It's been more than a month since my last post. There's reason for this: I've been on vacation! That's what people do in the summer, right?
Well, residential real estate and time off is, for lack of a more creative metaphor, like oil and water. It ain't no Bayou Breeze! Choosing to be a residential Realtor means subjecting your time to the mercy of your clients' time, or other Realtors' clients' time. Just when you were about to walk out the door to go for a jog in the park, you have a showing on your listing in 30 minutes. Or, just when you've settled onto the couch to decompress and watch a movie after a long day, you get a call that an offer on your listing is awaiting you in your email inbox. This is something that, hopefully, with time, I'll be able to manage better. But it makes taking a vacation really hard.
I did it though! No complaints. Two and a half weeks across the pond whiling away the hot Houston summer on a continent I'd never stepped foot on before: Africa.
But what with Blackberries, iPhones and the Internet, you can't escape knowing what is going on back home. It's almost impossible not to be connected. You have to try to not be.
My sweet husband Chad cherry-picked two chapters of Tim Ferriss' 4-Hour Work Week for me to read, one of which was "The Low-Information Diet," which actually teaches you how to disconnect. But it's a real struggle.

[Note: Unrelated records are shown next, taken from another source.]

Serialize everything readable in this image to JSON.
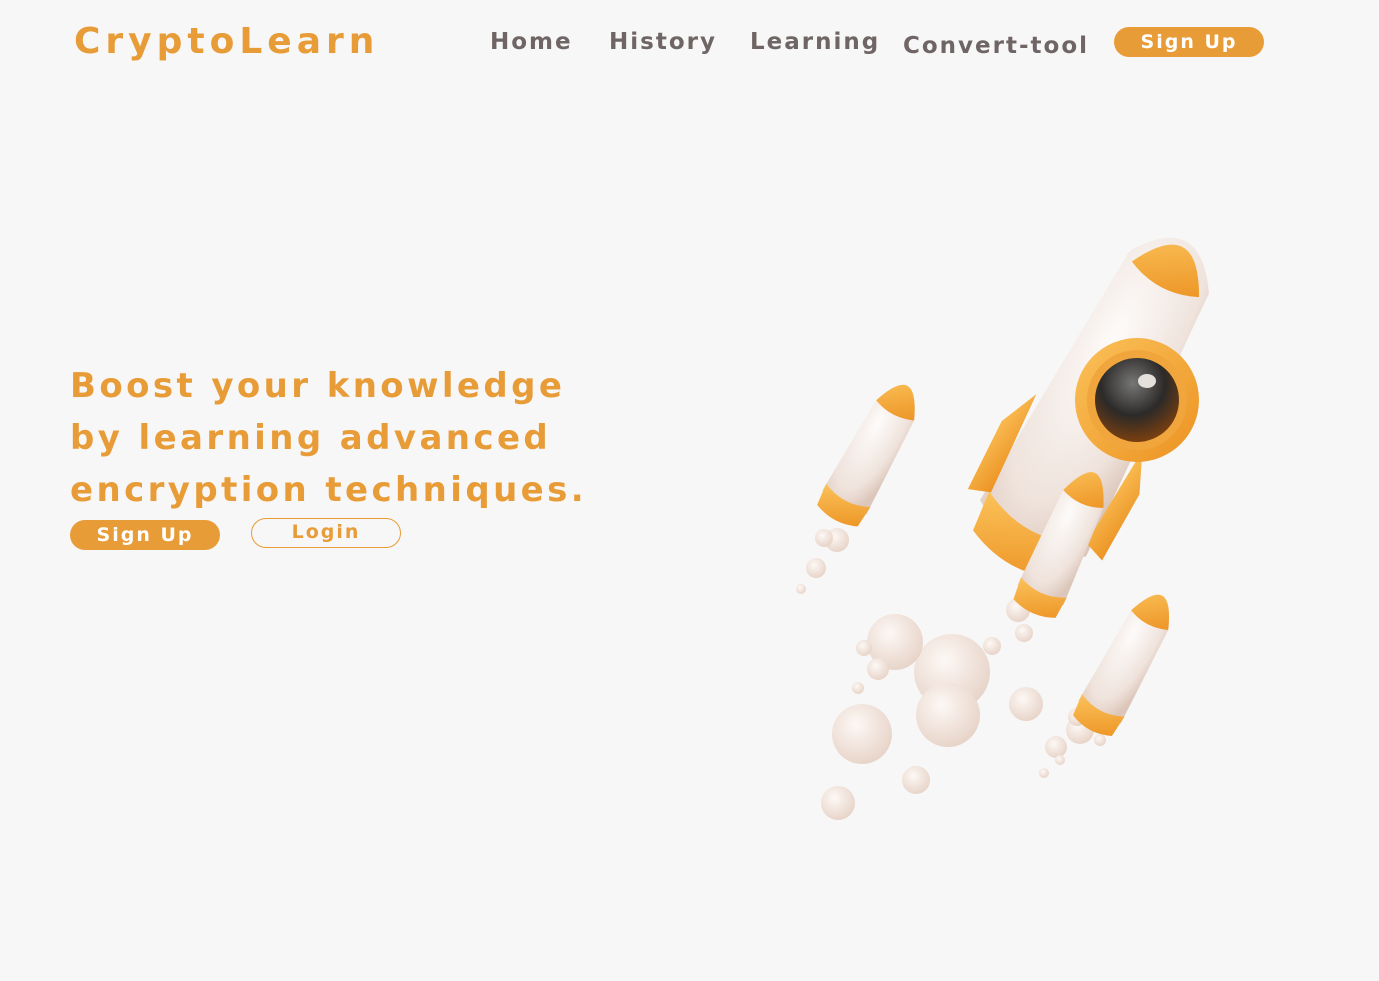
{
  "header": {
    "logo": "CryptoLearn",
    "nav": {
      "home": "Home",
      "history": "History",
      "learning": "Learning",
      "convert_tool": "Convert-tool"
    },
    "signup_label": "Sign Up"
  },
  "hero": {
    "headline": "Boost your knowledge by learning advanced encryption techniques.",
    "signup_label": "Sign Up",
    "login_label": "Login",
    "illustration": "rocket-illustration"
  },
  "colors": {
    "accent": "#e89c37",
    "nav_text": "#6f6565",
    "background": "#f7f7f7"
  }
}
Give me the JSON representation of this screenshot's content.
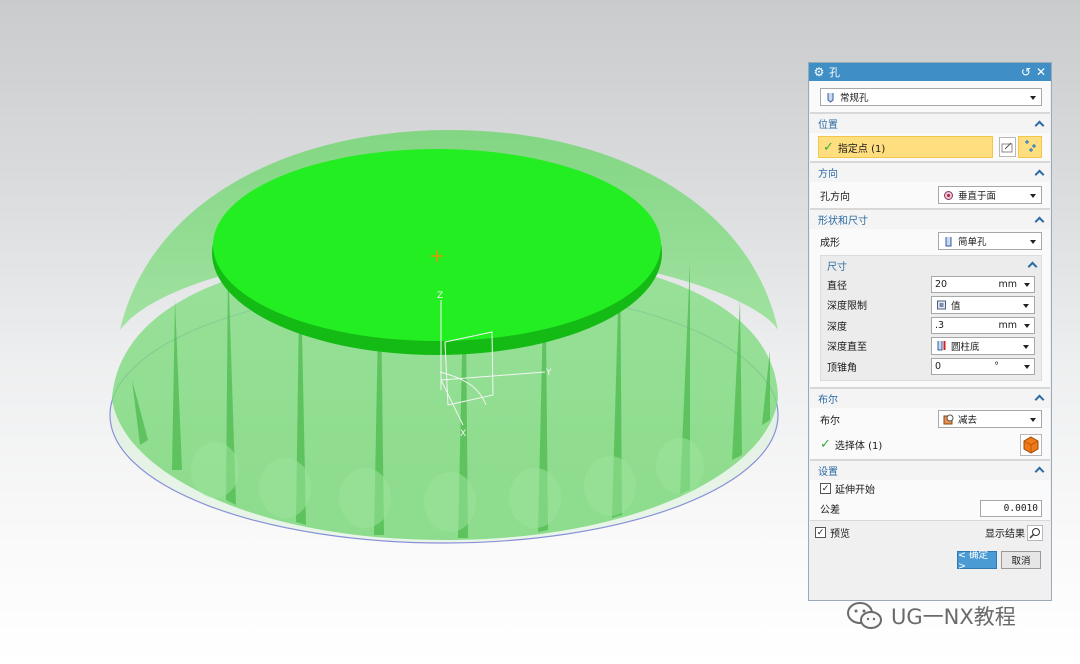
{
  "dialog": {
    "title": "孔",
    "hole_type": "常规孔",
    "sections": {
      "position": {
        "header": "位置",
        "point_label": "指定点 (1)"
      },
      "direction": {
        "header": "方向",
        "hole_dir_label": "孔方向",
        "hole_dir_value": "垂直于面"
      },
      "shape": {
        "header": "形状和尺寸",
        "form_label": "成形",
        "form_value": "简单孔",
        "dims": {
          "header": "尺寸",
          "diameter_label": "直径",
          "diameter_value": "20",
          "diameter_unit": "mm",
          "depth_limit_label": "深度限制",
          "depth_limit_value": "值",
          "depth_label": "深度",
          "depth_value": ".3",
          "depth_unit": "mm",
          "depth_to_label": "深度直至",
          "depth_to_value": "圆柱底",
          "tip_angle_label": "顶锥角",
          "tip_angle_value": "0",
          "tip_angle_unit": "°"
        }
      },
      "boolean": {
        "header": "布尔",
        "bool_label": "布尔",
        "bool_value": "减去",
        "body_label": "选择体 (1)"
      },
      "settings": {
        "header": "设置",
        "extend_start_label": "延伸开始",
        "tolerance_label": "公差",
        "tolerance_value": "0.0010"
      }
    },
    "preview_label": "预览",
    "show_result_label": "显示结果",
    "ok_label": "< 确定 >",
    "cancel_label": "取消"
  },
  "viewport": {
    "axis_z": "Z",
    "axis_y": "Y",
    "axis_x": "X"
  },
  "watermark": "UG一NX教程",
  "colors": {
    "accent": "#3f8fc6",
    "highlight": "#ffde80",
    "face_green": "#22ee22",
    "body_green": "#7fd97f"
  },
  "icons": {
    "hole_type": "hole-icon",
    "point": "point-constructor-icon",
    "direction": "normal-to-face-icon",
    "bool": "subtract-icon",
    "body": "solid-body-icon"
  }
}
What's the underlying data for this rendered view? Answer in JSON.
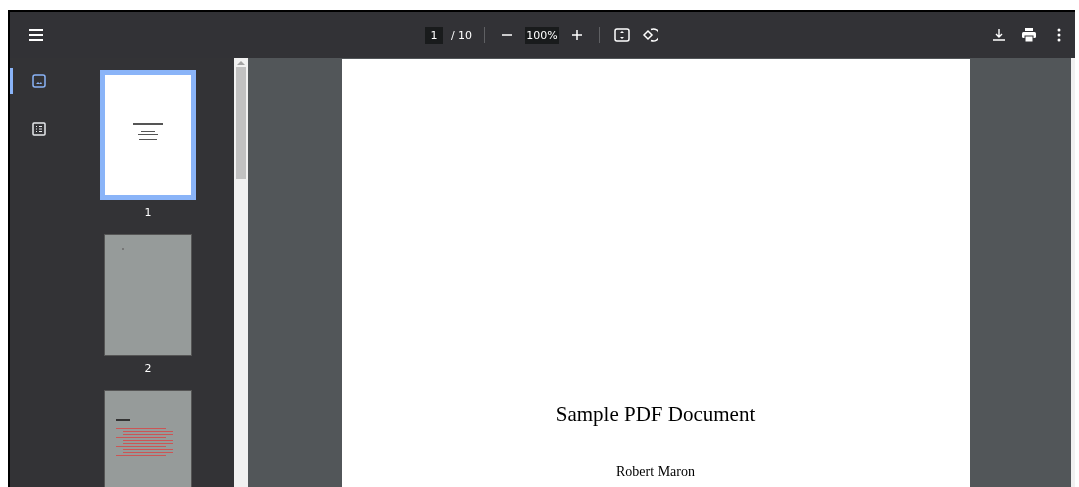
{
  "toolbar": {
    "page_input": "1",
    "page_count": "/ 10",
    "zoom": "100%"
  },
  "sidebar": {
    "views": [
      {
        "kind": "thumbnails",
        "selected": true
      },
      {
        "kind": "outline",
        "selected": false
      }
    ],
    "thumbnails": [
      {
        "kind": "title",
        "label": "1",
        "selected": true
      },
      {
        "kind": "blank",
        "label": "2",
        "selected": false
      },
      {
        "kind": "contents",
        "selected": false
      }
    ]
  },
  "document": {
    "title": "Sample PDF Document",
    "author": "Robert Maron"
  }
}
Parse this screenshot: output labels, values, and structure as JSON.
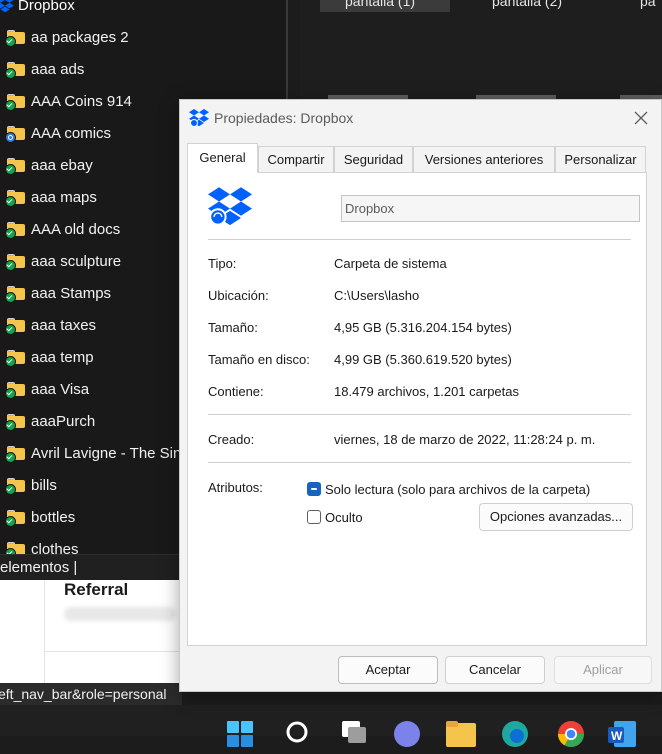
{
  "explorer": {
    "root_label": "Dropbox",
    "items": [
      {
        "label": "aa packages 2",
        "status": "synced"
      },
      {
        "label": "aaa ads",
        "status": "synced"
      },
      {
        "label": "AAA Coins 914",
        "status": "synced"
      },
      {
        "label": "AAA comics",
        "status": "syncing"
      },
      {
        "label": "aaa ebay",
        "status": "synced"
      },
      {
        "label": "aaa maps",
        "status": "synced"
      },
      {
        "label": "AAA old docs",
        "status": "synced"
      },
      {
        "label": "aaa sculpture",
        "status": "synced"
      },
      {
        "label": "aaa Stamps",
        "status": "synced"
      },
      {
        "label": "aaa taxes",
        "status": "synced"
      },
      {
        "label": "aaa temp",
        "status": "synced"
      },
      {
        "label": "aaa Visa",
        "status": "synced"
      },
      {
        "label": "aaaPurch",
        "status": "synced"
      },
      {
        "label": "Avril Lavigne - The Sin",
        "status": "synced"
      },
      {
        "label": "bills",
        "status": "synced"
      },
      {
        "label": "bottles",
        "status": "synced"
      },
      {
        "label": "clothes",
        "status": "synced"
      }
    ],
    "status_text": "elementos  |"
  },
  "background": {
    "tabs": [
      "pantalla (1)",
      "pantalla (2)",
      "pa"
    ],
    "webpage_title": "Referral",
    "url_fragment": "eft_nav_bar&role=personal"
  },
  "dialog": {
    "title": "Propiedades: Dropbox",
    "tabs": [
      "General",
      "Compartir",
      "Seguridad",
      "Versiones anteriores",
      "Personalizar"
    ],
    "active_tab": "General",
    "name_value": "Dropbox",
    "rows": [
      {
        "label": "Tipo:",
        "value": "Carpeta de sistema"
      },
      {
        "label": "Ubicación:",
        "value": "C:\\Users\\lasho"
      },
      {
        "label": "Tamaño:",
        "value": "4,95 GB (5.316.204.154 bytes)"
      },
      {
        "label": "Tamaño en disco:",
        "value": "4,99 GB (5.360.619.520 bytes)"
      },
      {
        "label": "Contiene:",
        "value": "18.479 archivos, 1.201 carpetas"
      }
    ],
    "created": {
      "label": "Creado:",
      "value": "viernes, 18 de marzo de 2022, 11:28:24 p. m."
    },
    "attributes_label": "Atributos:",
    "readonly_label": "Solo lectura (solo para archivos de la carpeta)",
    "hidden_label": "Oculto",
    "advanced_button": "Opciones avanzadas...",
    "ok_button": "Aceptar",
    "cancel_button": "Cancelar",
    "apply_button": "Aplicar",
    "accent_color": "#0061fe"
  },
  "taskbar": {
    "icons": [
      "windows-start-icon",
      "search-icon",
      "task-view-icon",
      "teams-icon",
      "file-explorer-icon",
      "edge-icon",
      "chrome-icon",
      "word-icon"
    ]
  }
}
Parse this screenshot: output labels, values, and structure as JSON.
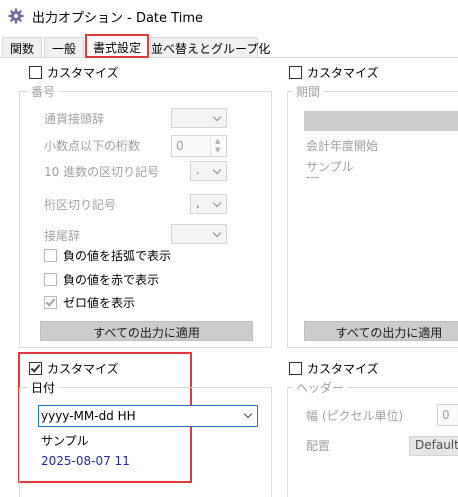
{
  "window": {
    "title": "出力オプション - Date Time"
  },
  "tabs": [
    {
      "label": "関数"
    },
    {
      "label": "一般"
    },
    {
      "label": "書式設定"
    },
    {
      "label": "並べ替えとグループ化"
    }
  ],
  "number_section": {
    "customize_label": "カスタマイズ",
    "group_title": "番号",
    "currency_label": "通貨接頭辞",
    "decimals_label": "小数点以下の桁数",
    "decimals_value": "0",
    "decimal_sep_label": "10 進数の区切り記号",
    "decimal_sep_value": ".",
    "thousands_sep_label": "桁区切り記号",
    "thousands_sep_value": ",",
    "suffix_label": "接尾辞",
    "neg_paren_label": "負の値を括弧で表示",
    "neg_red_label": "負の値を赤で表示",
    "show_zero_label": "ゼロ値を表示",
    "apply_all_label": "すべての出力に適用"
  },
  "period_section": {
    "customize_label": "カスタマイズ",
    "group_title": "期間",
    "fiscal_start_label": "会計年度開始",
    "sample_label": "サンプル",
    "sample_value": "---",
    "apply_all_label": "すべての出力に適用"
  },
  "date_section": {
    "customize_label": "カスタマイズ",
    "group_title": "日付",
    "format_value": "yyyy-MM-dd HH",
    "sample_label": "サンプル",
    "sample_value": "2025-08-07 11"
  },
  "header_section": {
    "customize_label": "カスタマイズ",
    "group_title": "ヘッダー",
    "width_label": "幅 (ピクセル単位)",
    "width_value": "0",
    "align_label": "配置",
    "align_value": "Default"
  },
  "colors": {
    "accent_red": "#e03a3a",
    "sample_blue": "#1d28a8",
    "focus_blue": "#1a73c7"
  }
}
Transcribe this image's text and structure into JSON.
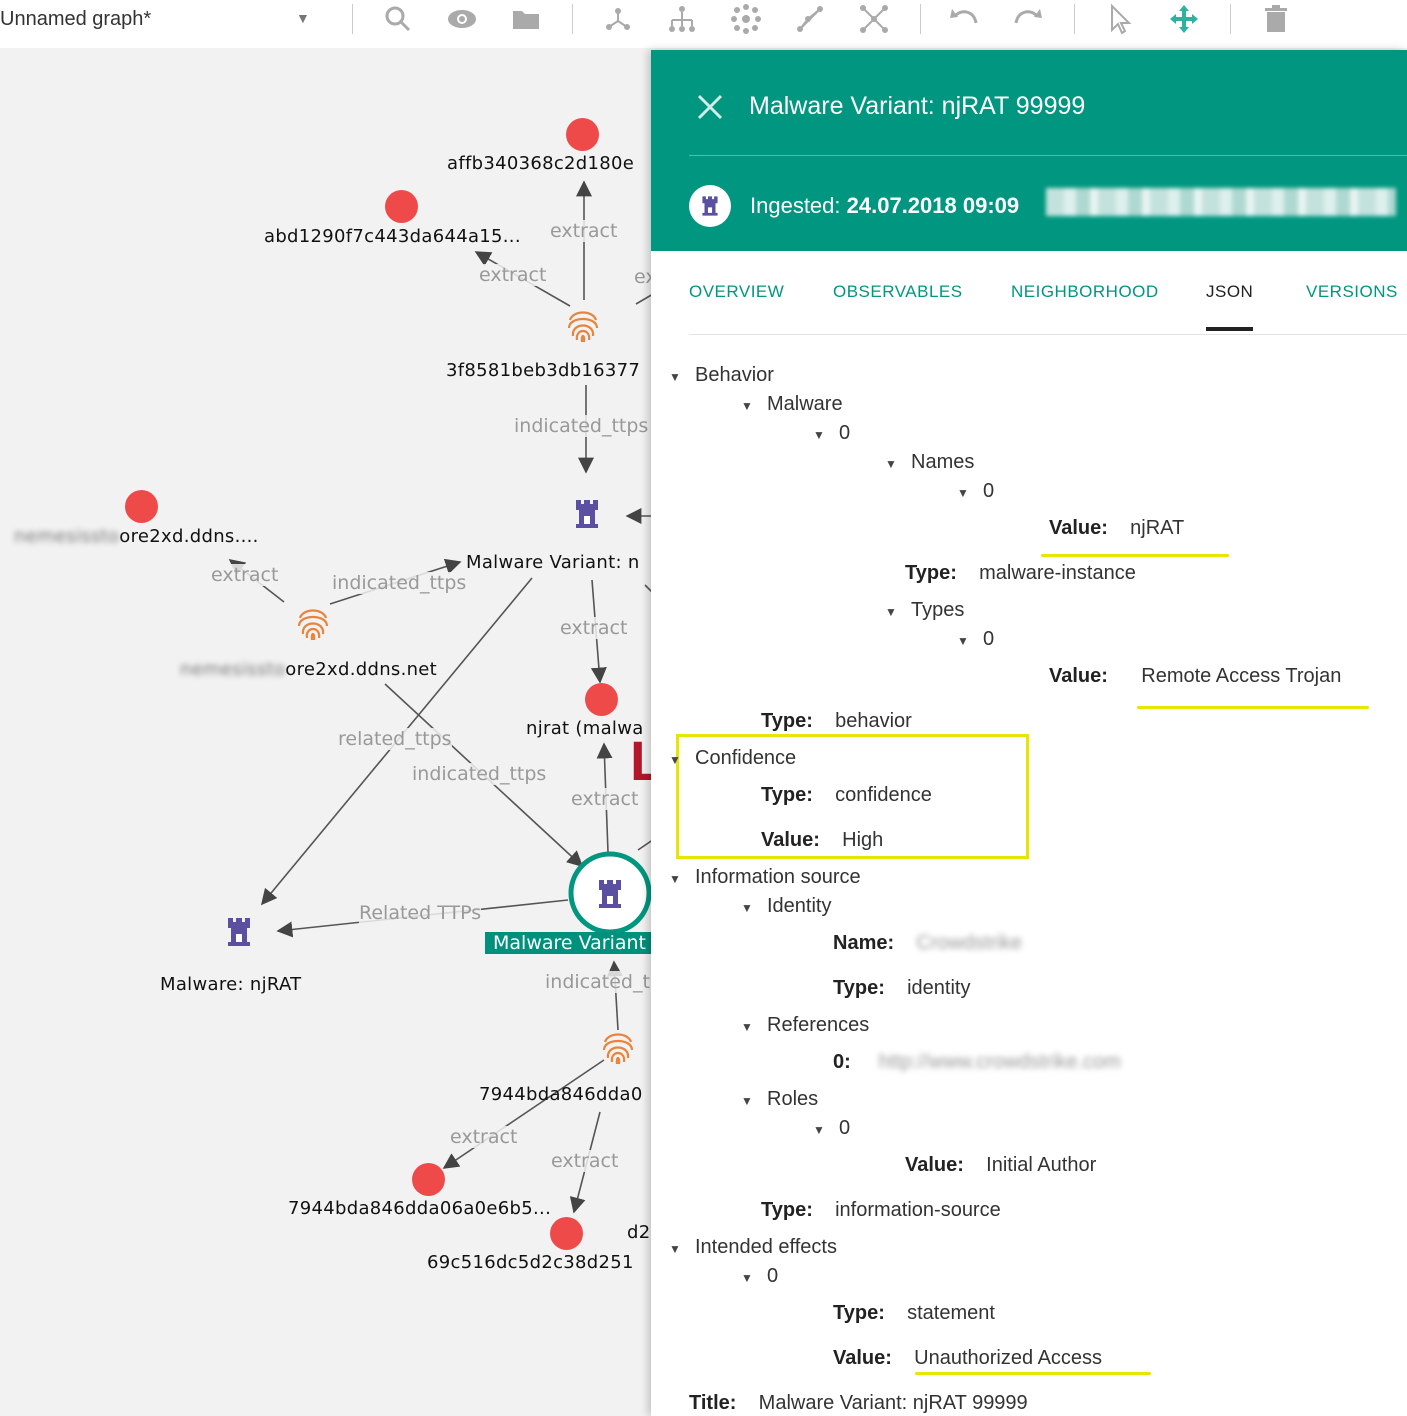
{
  "toolbar": {
    "graph_title": "Unnamed graph*",
    "icons": [
      "search-icon",
      "eye-icon",
      "folder-icon",
      "graph-layout-icon",
      "tree-layout-icon",
      "cluster-layout-icon",
      "path-icon",
      "expand-icon",
      "undo-icon",
      "redo-icon",
      "select-pointer-icon",
      "move-icon",
      "trash-icon"
    ]
  },
  "graph": {
    "nodes": {
      "n1": "affb340368c2d180e",
      "n2": "abd1290f7c443da644a15...",
      "n3": "3f8581beb3db16377",
      "n4_blur": "nemesissto",
      "n4": "ore2xd.ddns....",
      "n5": "Malware Variant: n",
      "n6_blur": "nemesissto",
      "n6": "ore2xd.ddns.net",
      "n7": "njrat (malwa",
      "n8": "Malware Variant",
      "n9": "Malware: njRAT",
      "n10": "7944bda846dda0",
      "n11": "7944bda846dda06a0e6b5...",
      "n12": "69c516dc5d2c38d251",
      "n13": "d2"
    },
    "edges": {
      "e1": "extract",
      "e2": "extract",
      "e3": "ex",
      "e4": "indicated_ttps",
      "e5": "extract",
      "e6": "indicated_ttps",
      "e7": "extract",
      "e8": "related_ttps",
      "e9": "indicated_ttps",
      "e10": "extract",
      "e11": "Related TTPs",
      "e12": "indicated_t",
      "e13": "extract",
      "e14": "extract"
    },
    "partial_letter": "L"
  },
  "panel": {
    "title": "Malware Variant: njRAT 99999",
    "ingested_label": "Ingested:",
    "ingested_value": "24.07.2018 09:09",
    "tabs": [
      "OVERVIEW",
      "OBSERVABLES",
      "NEIGHBORHOOD",
      "JSON",
      "VERSIONS"
    ],
    "active_tab": "JSON",
    "json": {
      "behavior": "Behavior",
      "malware": "Malware",
      "idx0": "0",
      "names": "Names",
      "value_key": "Value:",
      "type_key": "Type:",
      "names_value": "njRAT",
      "malware_type": "malware-instance",
      "types": "Types",
      "types_value": "Remote Access Trojan",
      "behavior_type": "behavior",
      "confidence": "Confidence",
      "confidence_type": "confidence",
      "confidence_value": "High",
      "info_source": "Information source",
      "identity": "Identity",
      "name_key": "Name:",
      "identity_name": "Crowdstrike",
      "identity_type": "identity",
      "references": "References",
      "ref_key": "0:",
      "ref_value": "http://www.crowdstrike.com",
      "roles": "Roles",
      "roles_value": "Initial Author",
      "info_type": "information-source",
      "intended_effects": "Intended effects",
      "effects_type": "statement",
      "effects_value": "Unauthorized Access",
      "title_key": "Title:",
      "title_value": "Malware Variant: njRAT 99999"
    }
  },
  "colors": {
    "teal": "#00967f",
    "red_node": "#ef4a4a",
    "fingerprint": "#e8843c",
    "castle": "#5a4fa0",
    "highlight": "#e6e600"
  }
}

"Let me just see if I can get a connection here in the middle of the Serengeti in Tanzania...wa-la!" The best signal of the vacation. I knew that if I wasn't able to disconnect there, I had a problem. But, hey, I haven't finished the book yet...?
"We found a home," my client of a year and a half says via email.
It's Murphy's Law. Not that his finding a house was a bad thing, it's just that I wanted to be there when he found it. It happens to all of us Realtors, so I am learning. What's the fastest way to get your listing sold? Go on vacation!
I am fortunate to have my mother as my working partner, a true shepherd for me in learning the business, not to mention garnering clients. But the mother-daughter business relationship fails when you and your mother go on the same vacation.
It worked out, thanks to some of my colleagues at John Daugherty, Realtors. I am grateful and indebted to them for their willingness to help cover my business while I was away enjoying those green hills.
Two interesting things--among a hundred--that I learned on my vacation:
- Even Maasai have cell phones.
- Even Maasai aren't afraid to take calls in the middle of a ceremonial dance.
It's a testament to technology, I guess. A little sad, but an unstoppable force.
At this one amazing lodge where we stayed in Kenya, there was an Ernest Hemingway quote painted on the wall. "All I wanted to do now was to get back to Africa. We had not left it, yet, but when I would wake in the night I would lie, listening, homesick for it already." Lovely, as was the whole vacation. But now it's back to business.